Ah le voilà, Grosvenor House. Il m'avait manqué, depuis le temps! Il est vrai que j'ai toujours été plus nostalgique des lieux que des personnes. Il y a bien sûr des exceptions à tout. Et aujourd'hui peut sans aucun doute être défini par la nostalgie. Aussi je ne suis pas d'humeur, veillez à ne pas trop m'exaspérer. Je descends de la Royce sans répondre au chauffeur qui demande un pourboire. Je laisse le portier s'occuper de le faire déguerpir. J'entre dans le somptueux hall et me dirige vers le vestiaire. J'abandonne mon manteau Versace blanc aux minables petites hôtesses d'accueil.  Avec leur argent cet hôtel pourrait en prendre des moins idiotes. Ah et voici le Red Bar ! Admirez sa décoration inchangée, tout vêtu de rouge, ma couleur préférée. Bien sûr je porte du noir pas du rouge, il faut éviter le ton sur ton mes chers amis. Non j'ai enfilé une robe noire, moulante évidemment, avec de la dentelle.

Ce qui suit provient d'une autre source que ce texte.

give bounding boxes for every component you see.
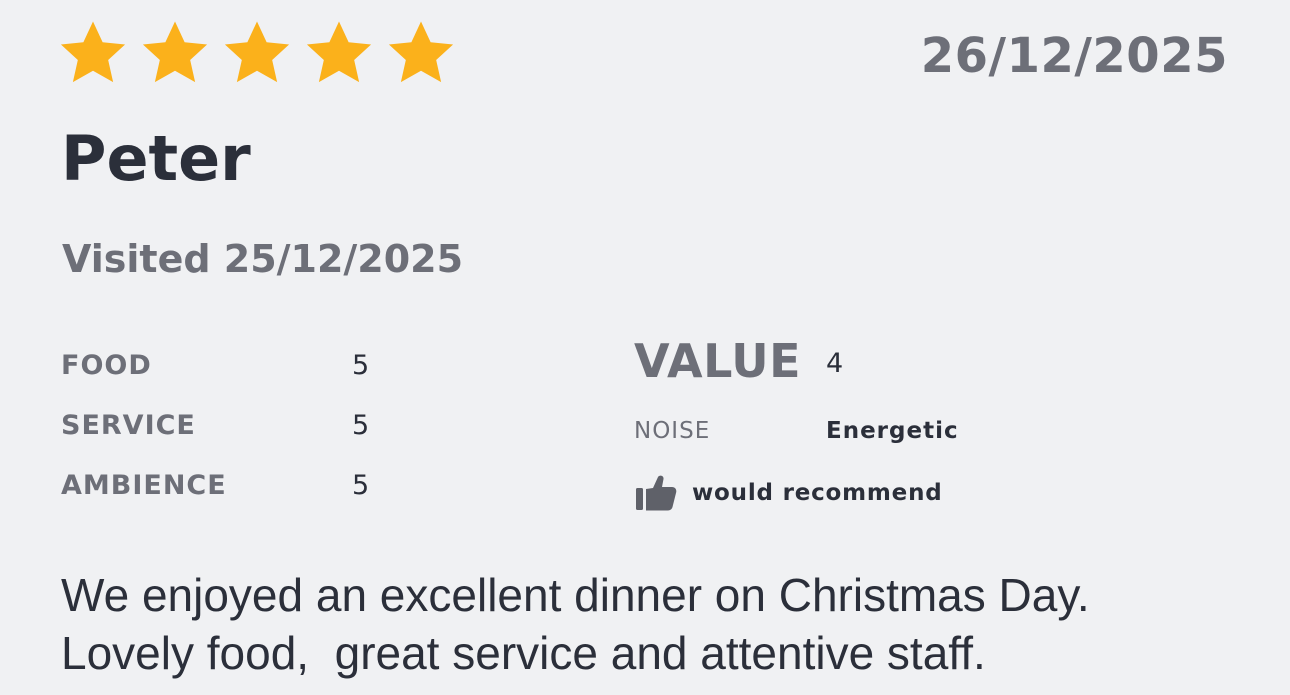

Alors que je pénètre dans la pièce écarlate mes talons résonnent sur le sol. Un client lève les yeux, plutôt pas mal, 7/10, je lui adresse un clin d'œil avant de me tourner vers le serveur. Je n'attends pas qu'il me place, non, je me dirige moi-même vers une table plus au fond qui me permet d'avoir une parfaite vue de la salle mais d'être moi-même plus à l'abri des regards. Ce jeune serveur est bien fait, la vingtaine je dirais, si je n'avais pas à faire j'en ferais bien mon quatre-heures, ou plutôt mon onze heures moins le quart.
-Une grande tasse de chocolat, une lichette de liqueur de pomme et une pointe de cannelle mon chou.

Oh le pauvre il est perdu. Je sais bien que ce n'est pas habituel, mais c'est notre petit rituel, enfin ça l'était en 1984. Et je sais de source sûre qu'il le perpétue. Il est bientôt 11h. Il ne devrait pas tarder. Espérons-le, c'est vrai qu'il travaille sérieusement lui, pas comme d'autres…  En attendant j'ai un garçon qui me regarde comme si je lui avais demandé la lune.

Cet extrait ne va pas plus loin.